A couple of fine releases from 2008 might have eased concerns over the immediate fate of Lindemans Coonawarra, but what about little old Padthaway? Although the region has yet to scale the heights once hoped for by some of the larger companies, I've always found pleasure in Padthaway's pungent chardonnays and minty reds. Still, it interested me to see Lindemans' 2005 Reserve Padthaway Shiraz won 'Top Gold' at the '07 National Wine Show.

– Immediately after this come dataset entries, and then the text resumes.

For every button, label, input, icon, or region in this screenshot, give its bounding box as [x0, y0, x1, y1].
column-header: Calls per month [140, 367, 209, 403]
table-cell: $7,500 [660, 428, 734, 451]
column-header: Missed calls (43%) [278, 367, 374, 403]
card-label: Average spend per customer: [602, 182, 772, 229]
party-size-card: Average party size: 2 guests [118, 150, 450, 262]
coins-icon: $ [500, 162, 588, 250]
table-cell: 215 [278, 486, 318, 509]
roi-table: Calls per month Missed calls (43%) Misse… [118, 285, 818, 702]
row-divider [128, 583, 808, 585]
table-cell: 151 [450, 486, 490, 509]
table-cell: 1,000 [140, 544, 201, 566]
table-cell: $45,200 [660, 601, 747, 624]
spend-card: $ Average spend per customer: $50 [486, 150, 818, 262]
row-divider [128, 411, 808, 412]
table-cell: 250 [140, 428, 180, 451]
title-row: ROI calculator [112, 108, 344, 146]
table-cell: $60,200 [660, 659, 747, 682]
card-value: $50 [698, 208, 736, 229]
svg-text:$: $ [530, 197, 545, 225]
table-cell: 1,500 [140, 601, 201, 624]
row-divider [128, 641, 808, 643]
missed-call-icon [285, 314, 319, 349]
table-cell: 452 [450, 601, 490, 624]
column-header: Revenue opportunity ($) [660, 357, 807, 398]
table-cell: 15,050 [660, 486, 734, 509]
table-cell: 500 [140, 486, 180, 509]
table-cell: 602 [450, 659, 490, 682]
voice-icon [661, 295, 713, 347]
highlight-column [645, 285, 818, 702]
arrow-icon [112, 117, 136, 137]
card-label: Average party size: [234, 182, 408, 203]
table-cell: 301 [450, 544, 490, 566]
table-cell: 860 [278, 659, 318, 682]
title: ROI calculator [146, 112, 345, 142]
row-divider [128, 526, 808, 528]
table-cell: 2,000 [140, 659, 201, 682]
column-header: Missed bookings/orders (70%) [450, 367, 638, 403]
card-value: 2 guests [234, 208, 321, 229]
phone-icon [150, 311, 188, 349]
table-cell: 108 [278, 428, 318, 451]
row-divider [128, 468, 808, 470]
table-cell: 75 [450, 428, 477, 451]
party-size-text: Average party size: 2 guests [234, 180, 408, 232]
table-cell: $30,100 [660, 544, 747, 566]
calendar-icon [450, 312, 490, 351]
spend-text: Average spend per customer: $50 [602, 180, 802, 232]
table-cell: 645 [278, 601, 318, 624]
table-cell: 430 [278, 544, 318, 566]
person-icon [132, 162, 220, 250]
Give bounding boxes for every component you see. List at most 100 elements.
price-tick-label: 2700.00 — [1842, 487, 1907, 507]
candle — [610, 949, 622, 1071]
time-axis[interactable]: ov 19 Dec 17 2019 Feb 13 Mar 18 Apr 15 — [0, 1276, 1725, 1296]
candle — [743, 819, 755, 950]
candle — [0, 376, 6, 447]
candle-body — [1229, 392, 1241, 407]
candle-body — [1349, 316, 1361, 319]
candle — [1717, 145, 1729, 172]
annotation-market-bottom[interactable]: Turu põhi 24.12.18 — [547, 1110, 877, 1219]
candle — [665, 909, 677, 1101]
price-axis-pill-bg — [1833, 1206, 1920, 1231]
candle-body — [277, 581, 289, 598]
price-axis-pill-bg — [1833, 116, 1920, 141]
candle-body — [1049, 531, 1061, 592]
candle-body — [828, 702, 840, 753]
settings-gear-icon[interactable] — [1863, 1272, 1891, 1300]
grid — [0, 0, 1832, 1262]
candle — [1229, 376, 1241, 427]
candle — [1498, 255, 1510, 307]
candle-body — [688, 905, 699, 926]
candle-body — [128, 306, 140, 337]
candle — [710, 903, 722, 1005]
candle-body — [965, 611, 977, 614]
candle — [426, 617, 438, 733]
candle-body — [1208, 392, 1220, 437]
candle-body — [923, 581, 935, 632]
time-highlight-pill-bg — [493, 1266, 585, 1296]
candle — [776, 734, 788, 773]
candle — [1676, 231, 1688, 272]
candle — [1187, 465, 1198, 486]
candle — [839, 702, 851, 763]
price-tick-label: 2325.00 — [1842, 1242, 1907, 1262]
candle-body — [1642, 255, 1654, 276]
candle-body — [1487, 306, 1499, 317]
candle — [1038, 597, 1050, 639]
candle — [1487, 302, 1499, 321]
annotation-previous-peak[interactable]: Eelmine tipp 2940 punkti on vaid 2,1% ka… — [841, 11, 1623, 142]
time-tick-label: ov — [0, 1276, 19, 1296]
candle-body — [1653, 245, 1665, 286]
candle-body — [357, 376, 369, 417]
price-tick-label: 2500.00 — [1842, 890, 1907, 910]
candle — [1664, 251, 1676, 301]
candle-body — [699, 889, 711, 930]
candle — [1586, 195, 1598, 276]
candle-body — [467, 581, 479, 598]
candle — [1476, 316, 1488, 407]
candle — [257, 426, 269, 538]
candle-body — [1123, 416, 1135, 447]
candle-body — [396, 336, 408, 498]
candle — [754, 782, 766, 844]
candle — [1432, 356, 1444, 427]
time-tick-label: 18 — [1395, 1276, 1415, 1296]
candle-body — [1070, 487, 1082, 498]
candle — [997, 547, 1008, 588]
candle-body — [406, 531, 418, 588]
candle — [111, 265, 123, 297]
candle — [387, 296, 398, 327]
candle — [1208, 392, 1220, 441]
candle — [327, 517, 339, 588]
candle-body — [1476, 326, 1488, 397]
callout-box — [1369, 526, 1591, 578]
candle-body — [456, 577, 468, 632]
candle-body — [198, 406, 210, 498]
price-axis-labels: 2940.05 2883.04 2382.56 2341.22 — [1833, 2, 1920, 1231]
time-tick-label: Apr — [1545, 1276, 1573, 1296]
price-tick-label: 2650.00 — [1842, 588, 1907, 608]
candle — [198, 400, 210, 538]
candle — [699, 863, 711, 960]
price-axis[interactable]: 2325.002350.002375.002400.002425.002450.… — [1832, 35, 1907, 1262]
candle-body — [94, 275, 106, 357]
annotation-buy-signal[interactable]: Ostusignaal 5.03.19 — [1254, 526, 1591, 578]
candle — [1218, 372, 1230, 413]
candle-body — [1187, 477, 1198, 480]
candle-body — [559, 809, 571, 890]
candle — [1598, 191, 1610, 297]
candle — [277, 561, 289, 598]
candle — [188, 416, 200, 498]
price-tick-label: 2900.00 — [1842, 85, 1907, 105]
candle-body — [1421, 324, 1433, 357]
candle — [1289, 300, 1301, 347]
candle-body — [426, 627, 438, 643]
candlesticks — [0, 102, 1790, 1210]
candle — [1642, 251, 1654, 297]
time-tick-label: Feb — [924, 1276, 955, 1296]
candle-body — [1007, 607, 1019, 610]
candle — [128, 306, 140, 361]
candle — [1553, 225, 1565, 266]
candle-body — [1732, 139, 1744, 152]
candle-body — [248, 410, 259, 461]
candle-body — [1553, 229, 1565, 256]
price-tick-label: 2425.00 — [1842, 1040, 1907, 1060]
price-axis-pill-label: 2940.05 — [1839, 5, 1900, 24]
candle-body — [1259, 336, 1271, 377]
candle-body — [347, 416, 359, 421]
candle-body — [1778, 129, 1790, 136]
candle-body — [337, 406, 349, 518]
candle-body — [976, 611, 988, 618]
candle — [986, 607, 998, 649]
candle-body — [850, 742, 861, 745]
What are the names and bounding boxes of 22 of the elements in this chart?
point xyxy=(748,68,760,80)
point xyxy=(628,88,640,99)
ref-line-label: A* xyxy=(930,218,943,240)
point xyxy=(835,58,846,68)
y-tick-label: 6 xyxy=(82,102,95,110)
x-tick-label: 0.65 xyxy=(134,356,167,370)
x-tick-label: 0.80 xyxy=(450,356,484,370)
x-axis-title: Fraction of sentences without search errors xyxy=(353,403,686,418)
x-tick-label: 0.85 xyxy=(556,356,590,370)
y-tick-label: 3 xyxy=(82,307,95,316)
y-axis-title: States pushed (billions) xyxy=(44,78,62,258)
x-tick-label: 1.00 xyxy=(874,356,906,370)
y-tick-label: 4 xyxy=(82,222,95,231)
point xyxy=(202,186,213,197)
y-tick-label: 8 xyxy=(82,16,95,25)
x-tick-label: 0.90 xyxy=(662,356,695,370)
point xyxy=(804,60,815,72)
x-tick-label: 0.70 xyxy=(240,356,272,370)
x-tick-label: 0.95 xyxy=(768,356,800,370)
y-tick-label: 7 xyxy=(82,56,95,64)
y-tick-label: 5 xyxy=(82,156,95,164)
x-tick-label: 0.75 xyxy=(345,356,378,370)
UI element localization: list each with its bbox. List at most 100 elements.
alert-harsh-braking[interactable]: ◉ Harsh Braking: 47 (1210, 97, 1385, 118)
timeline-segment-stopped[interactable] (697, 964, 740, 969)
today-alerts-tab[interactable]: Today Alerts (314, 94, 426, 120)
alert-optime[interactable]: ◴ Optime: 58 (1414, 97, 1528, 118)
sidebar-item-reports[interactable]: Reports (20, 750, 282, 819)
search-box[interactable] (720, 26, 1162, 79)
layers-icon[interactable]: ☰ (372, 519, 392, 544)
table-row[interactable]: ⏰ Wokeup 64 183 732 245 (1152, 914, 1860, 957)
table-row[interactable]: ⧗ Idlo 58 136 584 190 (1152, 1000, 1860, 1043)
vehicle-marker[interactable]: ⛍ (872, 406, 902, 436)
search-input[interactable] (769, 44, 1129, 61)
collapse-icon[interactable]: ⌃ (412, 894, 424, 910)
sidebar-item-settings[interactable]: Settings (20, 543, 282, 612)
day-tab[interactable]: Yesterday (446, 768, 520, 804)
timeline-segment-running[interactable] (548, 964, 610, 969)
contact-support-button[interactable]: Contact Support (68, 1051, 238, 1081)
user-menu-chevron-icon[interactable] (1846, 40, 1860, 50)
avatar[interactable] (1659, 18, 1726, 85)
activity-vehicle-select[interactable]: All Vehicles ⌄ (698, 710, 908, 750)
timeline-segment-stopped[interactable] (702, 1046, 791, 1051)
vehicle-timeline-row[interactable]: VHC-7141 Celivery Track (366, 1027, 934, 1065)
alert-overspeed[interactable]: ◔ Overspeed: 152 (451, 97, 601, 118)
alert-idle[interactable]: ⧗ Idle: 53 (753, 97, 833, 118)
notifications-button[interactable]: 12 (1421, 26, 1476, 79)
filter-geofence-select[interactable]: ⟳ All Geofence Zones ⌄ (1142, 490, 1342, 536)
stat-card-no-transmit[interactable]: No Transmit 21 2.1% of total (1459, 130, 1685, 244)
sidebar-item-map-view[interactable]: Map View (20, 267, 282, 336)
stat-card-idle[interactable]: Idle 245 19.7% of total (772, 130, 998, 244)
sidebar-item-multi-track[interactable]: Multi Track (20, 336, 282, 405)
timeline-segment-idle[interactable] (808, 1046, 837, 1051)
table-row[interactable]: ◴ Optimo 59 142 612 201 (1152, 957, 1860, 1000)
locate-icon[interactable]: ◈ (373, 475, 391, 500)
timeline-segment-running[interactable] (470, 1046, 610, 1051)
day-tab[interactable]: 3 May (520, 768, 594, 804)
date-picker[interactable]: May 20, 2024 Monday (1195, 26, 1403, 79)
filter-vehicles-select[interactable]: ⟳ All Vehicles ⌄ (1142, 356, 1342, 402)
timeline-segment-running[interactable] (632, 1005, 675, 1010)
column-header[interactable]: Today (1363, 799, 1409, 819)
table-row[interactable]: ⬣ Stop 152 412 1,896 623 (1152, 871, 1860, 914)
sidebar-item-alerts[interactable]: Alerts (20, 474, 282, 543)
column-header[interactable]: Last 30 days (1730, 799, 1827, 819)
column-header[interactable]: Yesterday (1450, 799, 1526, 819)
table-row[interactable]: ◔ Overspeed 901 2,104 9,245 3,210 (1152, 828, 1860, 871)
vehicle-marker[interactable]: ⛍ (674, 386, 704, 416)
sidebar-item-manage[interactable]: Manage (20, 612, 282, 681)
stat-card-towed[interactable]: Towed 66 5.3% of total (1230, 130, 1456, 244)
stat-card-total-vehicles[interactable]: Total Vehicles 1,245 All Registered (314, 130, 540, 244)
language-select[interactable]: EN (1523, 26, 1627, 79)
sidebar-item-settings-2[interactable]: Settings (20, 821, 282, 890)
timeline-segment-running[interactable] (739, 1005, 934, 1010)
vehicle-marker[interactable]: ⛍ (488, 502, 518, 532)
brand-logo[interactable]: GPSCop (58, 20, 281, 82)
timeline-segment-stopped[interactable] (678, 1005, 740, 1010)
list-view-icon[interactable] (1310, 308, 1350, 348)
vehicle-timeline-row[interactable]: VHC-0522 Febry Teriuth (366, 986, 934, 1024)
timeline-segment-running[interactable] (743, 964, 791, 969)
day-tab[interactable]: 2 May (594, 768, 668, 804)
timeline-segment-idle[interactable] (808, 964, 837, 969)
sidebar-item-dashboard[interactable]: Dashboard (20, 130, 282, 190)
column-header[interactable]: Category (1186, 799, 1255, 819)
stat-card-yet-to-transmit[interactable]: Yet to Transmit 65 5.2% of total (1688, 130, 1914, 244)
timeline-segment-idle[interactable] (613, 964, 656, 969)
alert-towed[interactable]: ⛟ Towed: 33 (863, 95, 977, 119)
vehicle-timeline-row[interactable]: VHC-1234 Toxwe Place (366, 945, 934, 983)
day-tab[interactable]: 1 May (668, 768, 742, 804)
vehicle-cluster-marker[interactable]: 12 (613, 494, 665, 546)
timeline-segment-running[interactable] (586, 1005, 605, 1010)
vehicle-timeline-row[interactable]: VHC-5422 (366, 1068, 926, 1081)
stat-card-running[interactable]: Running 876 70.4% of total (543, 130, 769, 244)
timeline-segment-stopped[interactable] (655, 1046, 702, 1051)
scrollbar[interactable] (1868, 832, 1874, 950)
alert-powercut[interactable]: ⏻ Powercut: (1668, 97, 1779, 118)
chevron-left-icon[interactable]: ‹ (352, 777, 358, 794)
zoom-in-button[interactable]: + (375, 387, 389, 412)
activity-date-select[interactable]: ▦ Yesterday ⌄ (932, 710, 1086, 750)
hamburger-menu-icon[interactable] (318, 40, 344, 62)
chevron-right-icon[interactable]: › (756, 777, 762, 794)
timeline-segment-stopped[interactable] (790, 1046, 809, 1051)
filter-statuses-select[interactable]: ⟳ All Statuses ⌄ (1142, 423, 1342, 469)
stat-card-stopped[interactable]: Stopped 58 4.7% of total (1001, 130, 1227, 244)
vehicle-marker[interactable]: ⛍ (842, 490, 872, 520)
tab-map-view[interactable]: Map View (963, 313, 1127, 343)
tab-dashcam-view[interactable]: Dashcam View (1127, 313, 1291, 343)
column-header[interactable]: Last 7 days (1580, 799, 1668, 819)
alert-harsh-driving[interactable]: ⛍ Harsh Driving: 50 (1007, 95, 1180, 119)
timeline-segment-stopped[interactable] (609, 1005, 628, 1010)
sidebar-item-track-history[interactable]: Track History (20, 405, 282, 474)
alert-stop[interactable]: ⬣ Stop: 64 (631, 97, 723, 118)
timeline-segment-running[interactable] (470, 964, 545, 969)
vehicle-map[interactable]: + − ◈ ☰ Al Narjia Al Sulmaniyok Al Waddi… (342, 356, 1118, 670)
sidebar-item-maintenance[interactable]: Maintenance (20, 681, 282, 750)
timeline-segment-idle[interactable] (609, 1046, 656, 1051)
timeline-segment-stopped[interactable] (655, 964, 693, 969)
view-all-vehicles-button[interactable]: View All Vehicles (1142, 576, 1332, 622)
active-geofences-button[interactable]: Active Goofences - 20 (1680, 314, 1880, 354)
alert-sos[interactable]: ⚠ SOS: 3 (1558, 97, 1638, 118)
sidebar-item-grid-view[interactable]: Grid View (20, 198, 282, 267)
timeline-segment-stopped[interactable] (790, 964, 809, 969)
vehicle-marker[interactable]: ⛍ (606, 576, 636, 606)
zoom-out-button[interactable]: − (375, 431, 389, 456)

For a relatively affordable 'Reserve Shiraz', Lindemans' 2006 smells raw, oaky, under-fruited and to put it bluntly; unpolished and jagged. It's been a while since I sat down with a wine like this. Its fruit seems diminished; barren if you will, with fledgling aromas of prunes and varnish showing no signs of the choc-mint/menthol characters I find appealing in Padthaway reds. The palate follows suit with a hard blockiness that envelops its docile, thin, dead fruit character, but rather more surprising is the emanating presence of alcohol given its stated 13.5%, in what is a very thin, altogether vacant conclusion. The words 'vibrancy', 'life' and 'character' are about as relevant here as the word 'under-exposed' is to an Oprah tour of Australia.
X The 2008 of this is already out and given the high praise afforded to Lindemans' 2008 Coonawarra releases, I'd hedge my bets on that instead. That is of course, if this is your kind of thing. 'Yuck', she said. Drink now.